In Nicaragua as elsewhere, adult education needs to have a component of gender empowerment. This is one of the Latin-American countries with  high population growth. The macho man actualizes himself by having a big family and a subordinate wife. Some male partners have emigrated as economic conditions worsened, leaving many of the women students single heads-of-households, solteras.

Most of the 33 teachers in the San Juan literacy program were already rural outreach health workers (brigadistas de salud), part of Community Medical Service’s team. Like the eleven teachers in Ometepe, they lived in their villages, making each classroom a women’s center. All of them received minute salaries–$20 a month–but they welcomed the monthly trainings they received as teachers of literacy, gender, math, and eventually all the primary-school subjects.
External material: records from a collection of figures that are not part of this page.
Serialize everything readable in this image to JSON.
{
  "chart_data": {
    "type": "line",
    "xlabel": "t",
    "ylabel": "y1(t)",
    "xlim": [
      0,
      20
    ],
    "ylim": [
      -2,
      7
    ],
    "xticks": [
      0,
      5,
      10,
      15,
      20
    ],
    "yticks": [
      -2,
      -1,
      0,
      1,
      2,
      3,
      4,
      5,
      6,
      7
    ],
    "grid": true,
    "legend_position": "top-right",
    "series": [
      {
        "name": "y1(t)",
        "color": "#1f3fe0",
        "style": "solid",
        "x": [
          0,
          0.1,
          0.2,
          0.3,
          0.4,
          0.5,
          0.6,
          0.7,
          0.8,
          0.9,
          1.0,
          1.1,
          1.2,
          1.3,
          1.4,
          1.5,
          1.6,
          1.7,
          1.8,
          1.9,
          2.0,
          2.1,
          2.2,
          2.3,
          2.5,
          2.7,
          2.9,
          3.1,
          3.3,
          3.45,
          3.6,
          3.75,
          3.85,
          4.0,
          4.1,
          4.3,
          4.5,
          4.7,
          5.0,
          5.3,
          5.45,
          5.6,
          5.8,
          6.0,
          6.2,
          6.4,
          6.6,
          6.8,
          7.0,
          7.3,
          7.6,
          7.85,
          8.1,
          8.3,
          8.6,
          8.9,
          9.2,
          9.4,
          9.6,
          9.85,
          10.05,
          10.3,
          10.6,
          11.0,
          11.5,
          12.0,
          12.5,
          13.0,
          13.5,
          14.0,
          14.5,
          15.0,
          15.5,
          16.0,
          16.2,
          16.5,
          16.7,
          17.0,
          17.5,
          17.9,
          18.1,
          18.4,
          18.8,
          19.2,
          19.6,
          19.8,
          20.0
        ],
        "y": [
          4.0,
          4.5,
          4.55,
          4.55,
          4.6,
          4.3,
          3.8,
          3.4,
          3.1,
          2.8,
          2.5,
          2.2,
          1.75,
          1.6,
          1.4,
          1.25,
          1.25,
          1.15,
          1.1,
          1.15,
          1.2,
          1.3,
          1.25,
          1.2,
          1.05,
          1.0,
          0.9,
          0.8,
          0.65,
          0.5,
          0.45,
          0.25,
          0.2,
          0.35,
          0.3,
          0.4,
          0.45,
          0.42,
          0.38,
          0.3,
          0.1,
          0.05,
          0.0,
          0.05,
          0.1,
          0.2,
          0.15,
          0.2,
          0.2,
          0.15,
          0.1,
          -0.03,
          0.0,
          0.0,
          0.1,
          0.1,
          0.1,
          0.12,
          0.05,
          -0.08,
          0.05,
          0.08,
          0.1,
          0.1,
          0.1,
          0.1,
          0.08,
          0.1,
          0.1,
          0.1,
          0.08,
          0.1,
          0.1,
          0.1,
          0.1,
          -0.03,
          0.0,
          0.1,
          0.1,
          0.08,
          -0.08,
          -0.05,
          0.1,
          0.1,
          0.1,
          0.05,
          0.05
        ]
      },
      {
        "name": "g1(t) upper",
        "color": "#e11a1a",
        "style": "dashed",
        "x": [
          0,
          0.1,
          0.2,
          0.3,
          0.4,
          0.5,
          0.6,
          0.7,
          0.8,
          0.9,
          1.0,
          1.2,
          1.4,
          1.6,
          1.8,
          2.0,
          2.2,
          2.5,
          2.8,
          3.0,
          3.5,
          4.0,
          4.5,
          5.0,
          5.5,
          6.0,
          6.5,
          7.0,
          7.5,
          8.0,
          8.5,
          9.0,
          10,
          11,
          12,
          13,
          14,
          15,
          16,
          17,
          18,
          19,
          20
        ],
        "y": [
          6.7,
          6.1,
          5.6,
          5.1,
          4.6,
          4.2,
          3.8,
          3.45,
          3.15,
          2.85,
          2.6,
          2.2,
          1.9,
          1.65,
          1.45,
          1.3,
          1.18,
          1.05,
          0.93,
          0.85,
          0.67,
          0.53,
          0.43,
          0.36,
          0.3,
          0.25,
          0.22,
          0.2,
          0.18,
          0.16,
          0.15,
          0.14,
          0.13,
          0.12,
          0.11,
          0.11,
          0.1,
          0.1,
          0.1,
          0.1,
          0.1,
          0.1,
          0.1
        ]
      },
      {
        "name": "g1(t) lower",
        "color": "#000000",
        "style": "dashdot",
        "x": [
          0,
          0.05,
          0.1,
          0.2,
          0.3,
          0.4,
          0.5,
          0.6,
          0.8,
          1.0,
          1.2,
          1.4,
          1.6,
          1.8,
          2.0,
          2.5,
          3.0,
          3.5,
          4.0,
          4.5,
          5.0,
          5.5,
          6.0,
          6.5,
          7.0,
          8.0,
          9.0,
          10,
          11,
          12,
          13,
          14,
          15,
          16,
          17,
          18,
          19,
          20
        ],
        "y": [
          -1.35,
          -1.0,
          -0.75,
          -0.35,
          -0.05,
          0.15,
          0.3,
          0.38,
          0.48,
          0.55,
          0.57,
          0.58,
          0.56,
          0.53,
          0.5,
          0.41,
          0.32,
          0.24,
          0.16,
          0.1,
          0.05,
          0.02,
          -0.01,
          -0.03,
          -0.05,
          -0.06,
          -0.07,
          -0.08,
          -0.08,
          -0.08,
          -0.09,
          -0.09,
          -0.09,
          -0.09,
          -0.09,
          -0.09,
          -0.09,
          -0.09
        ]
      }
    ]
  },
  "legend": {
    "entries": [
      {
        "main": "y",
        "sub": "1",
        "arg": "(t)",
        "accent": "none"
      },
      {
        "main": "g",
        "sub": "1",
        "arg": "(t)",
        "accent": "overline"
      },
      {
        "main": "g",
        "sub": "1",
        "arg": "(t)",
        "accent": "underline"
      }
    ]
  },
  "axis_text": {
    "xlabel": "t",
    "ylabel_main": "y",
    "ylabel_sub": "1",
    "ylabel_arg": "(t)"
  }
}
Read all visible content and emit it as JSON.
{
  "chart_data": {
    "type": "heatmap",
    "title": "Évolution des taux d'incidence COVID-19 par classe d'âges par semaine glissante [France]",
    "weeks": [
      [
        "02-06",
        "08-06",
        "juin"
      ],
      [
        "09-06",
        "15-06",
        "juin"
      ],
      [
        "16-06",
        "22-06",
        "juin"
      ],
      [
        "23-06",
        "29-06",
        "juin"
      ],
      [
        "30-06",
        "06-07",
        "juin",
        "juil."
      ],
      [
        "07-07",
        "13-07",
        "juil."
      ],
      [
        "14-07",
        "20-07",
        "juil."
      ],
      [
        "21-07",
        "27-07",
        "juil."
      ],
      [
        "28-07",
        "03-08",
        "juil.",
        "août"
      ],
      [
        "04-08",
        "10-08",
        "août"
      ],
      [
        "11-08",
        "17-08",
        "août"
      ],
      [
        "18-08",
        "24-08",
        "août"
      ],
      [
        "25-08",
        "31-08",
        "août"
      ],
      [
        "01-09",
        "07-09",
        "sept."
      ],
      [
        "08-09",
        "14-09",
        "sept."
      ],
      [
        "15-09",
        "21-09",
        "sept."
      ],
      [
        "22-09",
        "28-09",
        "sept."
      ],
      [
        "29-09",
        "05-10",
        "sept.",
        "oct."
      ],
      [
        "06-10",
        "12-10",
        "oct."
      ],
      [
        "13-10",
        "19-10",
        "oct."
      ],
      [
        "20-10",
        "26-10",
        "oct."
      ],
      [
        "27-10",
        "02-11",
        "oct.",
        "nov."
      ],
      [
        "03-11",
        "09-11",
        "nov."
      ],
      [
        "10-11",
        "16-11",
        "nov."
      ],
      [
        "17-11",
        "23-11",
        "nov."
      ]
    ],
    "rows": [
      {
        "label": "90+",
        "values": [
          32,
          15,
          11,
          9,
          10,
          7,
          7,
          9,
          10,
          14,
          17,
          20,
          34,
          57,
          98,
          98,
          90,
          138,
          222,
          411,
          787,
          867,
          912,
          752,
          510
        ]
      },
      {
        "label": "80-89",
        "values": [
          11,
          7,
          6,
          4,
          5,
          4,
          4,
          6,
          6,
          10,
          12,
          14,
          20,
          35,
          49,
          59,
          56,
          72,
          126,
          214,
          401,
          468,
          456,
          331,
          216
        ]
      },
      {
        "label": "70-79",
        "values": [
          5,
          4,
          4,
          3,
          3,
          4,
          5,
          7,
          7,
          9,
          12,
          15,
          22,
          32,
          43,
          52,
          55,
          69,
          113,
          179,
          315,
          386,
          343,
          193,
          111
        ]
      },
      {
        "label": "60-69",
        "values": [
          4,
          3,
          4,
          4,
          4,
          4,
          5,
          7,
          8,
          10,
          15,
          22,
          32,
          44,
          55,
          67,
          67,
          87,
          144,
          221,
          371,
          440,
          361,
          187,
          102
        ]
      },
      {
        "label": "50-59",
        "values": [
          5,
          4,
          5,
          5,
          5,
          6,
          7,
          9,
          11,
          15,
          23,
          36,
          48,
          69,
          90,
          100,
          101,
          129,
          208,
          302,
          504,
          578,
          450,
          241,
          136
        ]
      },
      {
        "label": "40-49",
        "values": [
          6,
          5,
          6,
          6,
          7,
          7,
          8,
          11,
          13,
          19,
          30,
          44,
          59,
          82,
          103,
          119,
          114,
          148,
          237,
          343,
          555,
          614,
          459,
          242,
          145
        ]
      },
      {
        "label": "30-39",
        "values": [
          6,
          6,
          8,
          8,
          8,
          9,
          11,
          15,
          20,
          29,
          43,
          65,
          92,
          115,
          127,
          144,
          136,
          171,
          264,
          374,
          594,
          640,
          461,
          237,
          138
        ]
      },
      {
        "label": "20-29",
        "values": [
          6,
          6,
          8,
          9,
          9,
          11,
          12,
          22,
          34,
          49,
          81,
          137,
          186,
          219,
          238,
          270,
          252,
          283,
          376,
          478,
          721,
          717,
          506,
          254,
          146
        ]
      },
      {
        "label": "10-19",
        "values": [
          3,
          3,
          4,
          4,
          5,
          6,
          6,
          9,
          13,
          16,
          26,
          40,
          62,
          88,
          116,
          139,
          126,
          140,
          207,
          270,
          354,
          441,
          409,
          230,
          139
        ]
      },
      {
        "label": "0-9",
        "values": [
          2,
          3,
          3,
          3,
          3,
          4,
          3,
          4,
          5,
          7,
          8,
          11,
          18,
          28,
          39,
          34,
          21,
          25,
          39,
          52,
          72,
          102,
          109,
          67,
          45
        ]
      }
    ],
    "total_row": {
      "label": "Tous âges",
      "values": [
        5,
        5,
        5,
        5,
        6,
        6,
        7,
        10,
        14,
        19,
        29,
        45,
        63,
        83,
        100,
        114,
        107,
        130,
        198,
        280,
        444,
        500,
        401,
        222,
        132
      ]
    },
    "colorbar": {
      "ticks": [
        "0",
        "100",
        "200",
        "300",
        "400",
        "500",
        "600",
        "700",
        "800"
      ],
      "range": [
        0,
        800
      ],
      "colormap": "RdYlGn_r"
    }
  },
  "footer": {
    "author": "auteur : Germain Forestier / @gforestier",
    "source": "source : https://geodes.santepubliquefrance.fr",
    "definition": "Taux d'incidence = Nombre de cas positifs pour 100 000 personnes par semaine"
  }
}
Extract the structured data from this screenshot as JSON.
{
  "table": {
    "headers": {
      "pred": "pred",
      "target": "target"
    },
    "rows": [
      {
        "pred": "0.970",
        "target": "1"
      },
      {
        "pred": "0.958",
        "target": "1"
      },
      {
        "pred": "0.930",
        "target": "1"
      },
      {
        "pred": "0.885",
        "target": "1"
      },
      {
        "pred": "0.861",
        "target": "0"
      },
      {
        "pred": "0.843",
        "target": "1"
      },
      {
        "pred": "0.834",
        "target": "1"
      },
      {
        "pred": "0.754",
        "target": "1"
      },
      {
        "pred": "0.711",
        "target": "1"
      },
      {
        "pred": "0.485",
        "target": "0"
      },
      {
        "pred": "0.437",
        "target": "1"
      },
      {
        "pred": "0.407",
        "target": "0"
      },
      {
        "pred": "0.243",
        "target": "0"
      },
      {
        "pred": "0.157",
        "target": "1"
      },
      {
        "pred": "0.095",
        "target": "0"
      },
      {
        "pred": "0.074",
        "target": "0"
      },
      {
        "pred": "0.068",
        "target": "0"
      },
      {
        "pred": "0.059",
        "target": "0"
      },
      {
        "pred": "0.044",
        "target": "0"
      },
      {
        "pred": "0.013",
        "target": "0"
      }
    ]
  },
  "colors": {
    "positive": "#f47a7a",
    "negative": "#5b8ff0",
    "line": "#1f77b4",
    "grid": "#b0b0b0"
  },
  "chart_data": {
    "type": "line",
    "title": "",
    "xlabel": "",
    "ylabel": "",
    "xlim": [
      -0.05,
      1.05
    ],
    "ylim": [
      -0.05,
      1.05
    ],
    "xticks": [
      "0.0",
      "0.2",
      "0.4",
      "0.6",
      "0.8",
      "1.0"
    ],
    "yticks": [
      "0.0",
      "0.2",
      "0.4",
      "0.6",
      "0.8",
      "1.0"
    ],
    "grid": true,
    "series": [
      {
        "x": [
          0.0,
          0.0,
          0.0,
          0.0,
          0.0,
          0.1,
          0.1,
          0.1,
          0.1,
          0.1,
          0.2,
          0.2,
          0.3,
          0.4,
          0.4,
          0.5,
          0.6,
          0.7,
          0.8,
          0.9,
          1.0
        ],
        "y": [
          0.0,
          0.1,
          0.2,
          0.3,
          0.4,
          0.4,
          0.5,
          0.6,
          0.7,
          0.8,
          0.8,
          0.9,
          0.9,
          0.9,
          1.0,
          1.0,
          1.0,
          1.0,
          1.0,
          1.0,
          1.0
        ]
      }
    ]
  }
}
Some of them had only a primary-school certificate themselves.

At a celebration, the best students were recognized and their teachers received gifts. Here, two of the best teachers

We recall how hard it was to recruit those hundreds of women students, many of them rural, who lived far from markets, banks, and shops –and scarcely knew other women who had finished grade school. The college-educated teachers  went to the villages to convince them, often woman by woman. Women used all sorts of excuses, including their inability to learn. Those who joined were highly motivated.

Margaret recalls,

I met with five of the women in the clinic of Community Medical Services, after they had been in classes for maybe three months and had learned to write the alphabet. I asked them why they wanted to learn to read. “So as not to be cheated in the market,” one said. Another woman looked up at a public-health poster, full of  cheerful colors, nice illustrations, and words of information. “To be able to read that!” she said.

New students before they could read, discussing their reasons for entering the program.

The literacy programs have elevated the ability of these three hundred women to participate in civil society and to be active on behalf of themselves and their families in matters of health, law, and economic development.

Some of the teachers have gone on to the Free High School for Adults. Five of the original San Juan students have also completed the rigorous Free High School curriculum. Two have their photos on the FHS page.

All the programs, taken together, have raised the quality of village and city life in countless ways. The fact that we have around 600 students in the Free High School each year, and that the demand grows each year, shows how much more  prestige adult education has in  San Juan del Sur than it had as recently as 1998.